Nichtwissens- und Unsicherheitsäußerungen sind normale und wichtige Bestandteile von Wissenschaft und innerwissenschaftlicher Kommunikation. Sie sind Anlass für Diskussionen, für das Eingrenzen der Reichweite von Forschungsergebnissen und das Identifizieren von Forschungslücken. Da dies im wissenschaftlichen Diskurs essenziell ist, sollte auch bei der Kommunikation mit der Öffentlichkeit unsicheres Wissen, noch nicht verfügbares Wissen oder nur eingeschränkt geltendes Wissen als solches markiert werden. Wichtig ist: Die Darstellung von Nichtwissen und unsicherem Wissen sind dabei keine Anzeichen für Inkompetenz. Im Gegenteil: Sie signalisieren Kompetenz, wenn Wissenschaftler:innen korrekt und professionell mit Nichtwissen umgehen, also unsicheres Wissen identifizieren, einordnen und thematisieren, an eine Person, Forschungsgruppe, Disziplin oder die Gesellschaft binden und als solches deklarieren – sowohl innerhalb der Wissenschaft als auch in der öffentlichen Kommunikation.

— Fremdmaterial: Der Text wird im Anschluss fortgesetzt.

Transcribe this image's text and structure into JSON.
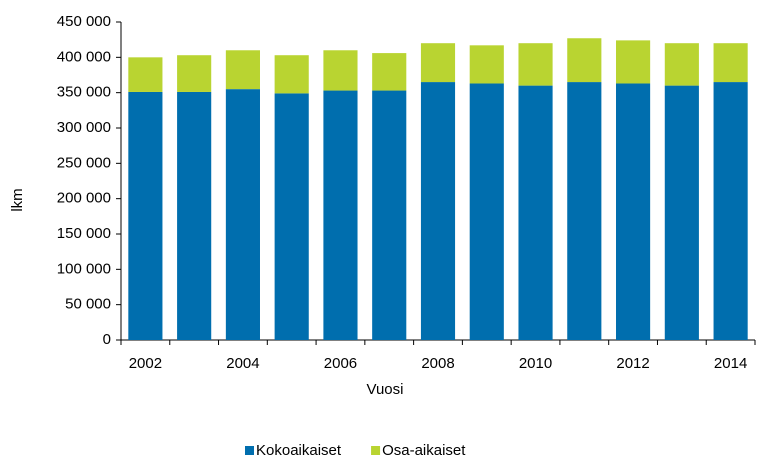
{
  "chart_data": {
    "type": "stacked_bar",
    "categories": [
      "2002",
      null,
      "2004",
      null,
      "2006",
      null,
      "2008",
      null,
      "2010",
      null,
      "2012",
      null,
      "2014"
    ],
    "series": [
      {
        "name": "Kokoaikaiset",
        "color": "#006eae",
        "values": [
          351000,
          351000,
          355000,
          349000,
          353000,
          353000,
          365000,
          363000,
          360000,
          365000,
          363000,
          360000,
          365000
        ]
      },
      {
        "name": "Osa-aikaiset",
        "color": "#b9d431",
        "values": [
          49000,
          52000,
          55000,
          54000,
          57000,
          53000,
          55000,
          54000,
          60000,
          62000,
          61000,
          60000,
          55000
        ]
      }
    ],
    "xlabel": "Vuosi",
    "ylabel": "lkm",
    "ylim": [
      0,
      450000
    ],
    "yticks": [
      0,
      {
        "value": 50000,
        "label": "50 000"
      },
      {
        "value": 100000,
        "label": "100 000"
      },
      {
        "value": 150000,
        "label": "150 000"
      },
      {
        "value": 200000,
        "label": "200 000"
      },
      {
        "value": 250000,
        "label": "250 000"
      },
      {
        "value": 300000,
        "label": "300 000"
      },
      {
        "value": 350000,
        "label": "350 000"
      },
      {
        "value": 400000,
        "label": "400 000"
      },
      {
        "value": 450000,
        "label": "450 000"
      }
    ],
    "grid": false,
    "legend": "bottom"
  }
}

Es ist sinnvoll, den Grad der Gesichertheit von Wissen (vermuten vs. wissen, subjektive Beobachtung vs. empirisch belegt) oder Wahrscheinlichkeiten anzugeben (möglicherweise, wahrscheinlich, gesichert – vor allem in der Risikokommunikation relevant), obwohl Studien gezeigt haben, dass Leser:innen den Sicherheitsgrad trotzdem nicht zwangsläufig richtig interpretieren oder anders bewerten. Eine konsequente Unsicherheitskommunikation kann aber ganz wesentlich zu einer gesellschaftlich wichtigen scientific literacy beigetragen.
Prüffragen für die Textarbeit
- Sind wichtige Unsicherheiten als solche benannt? Werden der Typ und die Relevanz des ungewissen Wissens deutlich?
- Kann der Grad der (Un-)Gesichertheit von Wissen transparent gemacht werden?
- Ist sichergestellt, dass unsicheres Wissen nicht durch Verkürzung als sicheres Wissen präsentiert ist?
- Ist das Nichtwissen in zutreffender Weise an einen Träger (z. B. eine Person, ein Fachgebiet, eine Disziplin) gebunden?
- Können Lösungswege und/oder zeitliche Perspektiven zur Überwindung des Nichtwissens angegeben werden (z. B. Forschungsprojekte, Einrichtung von Forschungsgruppen, zukünftig erwartbare Ergebnisse) angegeben werden?